Reporter’s Notebook: Crowds and confusion linger outside hospital gate
PORT-AU-PRINCE, HAITI — The concept of forming a line just isn’t getting through to those gathered outside the gate of the main hospital in the Haitian capital. Instead, there is a crushing throng of people waving identification cards, pleading with soldiers and trying to sneak inside.
About a dozen soldiers man the gate at a time, setting up every few feet trying to keep the masses at bay.
“We’re getting to know those at the gate,” Pfc. Erick Escobar said, pointing out one man who has been there every day with a different excuse for needing to go inside, none of which the soldiers have believed.
The soldiers of Company C, 1st Battalion, 325th Airborne Infantry Regiment with the 82nd Airborne Division, who are providing security, have found a few translators to help them distinguish between those who have a legitimate need to go inside the hospital and those who are just there to linger or maybe steal some medicine or equipment.
That’s been a problem with some of the workers the doctors have been requesting to come help them. Night falls and they turn to thievery.
“We’re at the point where we can identify the troublemakers,” 2nd Lt. Duane Sowa said, noting that the hospital employees pitching in at the gate sometimes don’t help matters. “They let in every good-looking girl they see.”
‘Civil War medicine’
Doctors are describing the medical procedures here as a form of battlefield medicine — the kind we saw in the 1800s.
“A lot of it is Civil War medicine,” said Lt. Col. Robert Malsby, 1st battalion surgeon. “The only thing you can do is cut off the limb. If you don’t have antibiotics and you know you aren’t going to get any soon, you have to take the limb to save the life.”
In the first few days after the earthquake this meant cutting off legs and arms, sometimes from four or five patients in one makeshift operating room, without the proper tools or anesthesia.

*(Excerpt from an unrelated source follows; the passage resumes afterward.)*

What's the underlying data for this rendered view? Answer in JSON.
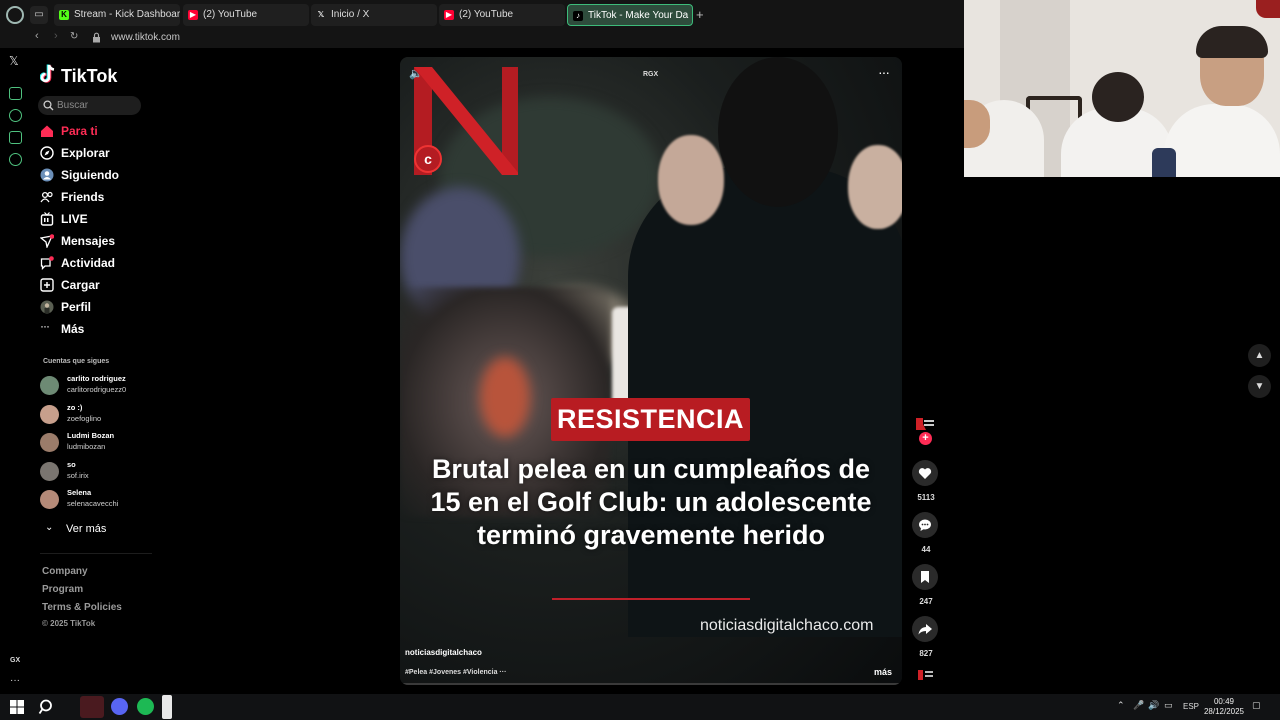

In recent days those supplies have become more available, though still in short supply. Even with all the aid coming in, keeping up a steady flow of medical supplies has been a challenge.
At one point, the aid workers told Malsby they were three hours away from running out of anesthesia completely.
An improvised triage
There is a plethora of aid groups here to provide medical care but very little coordination among them. It makes for a confusing, sometimes stuttering aid effort.
Leave it to a few former servicemembers to take charge, creating an outdoor triage area at the hospital.
“The doctors had two overflowing ERs and they came out begging us to set-up an area outside,” David Griswell, a doctor and former soldier who was coming alone to Haiti but ended up running into a former Marine at the airport.
To make the triage area, parked cars had to go. And when the drivers couldn’t be found, Jake Wood, a former Marine in desert camouflage pants, took out his ax and crashed through a window so the car could be pushed out of the way.
They set up shade for the patients using whatever they could find, a tarp on one side and pieces of cardboard boxes for individual hospital beds. Within an hour or two, they had an orderly triage area up and running.
Mark Hayward, who was a Special Forces medic before going to physician’s assistant school and leaving the Army as a captain, helped tend to the patients, many of whom needed to have their broken limbs in traction.
As is the case with so much right now, Hayward and the other aid workers improvised. They are using cinder blocks tied to rope.
As is the case with so much right now, Hayward and the other aid workers improvised. They are using cinderblocks tied to rope.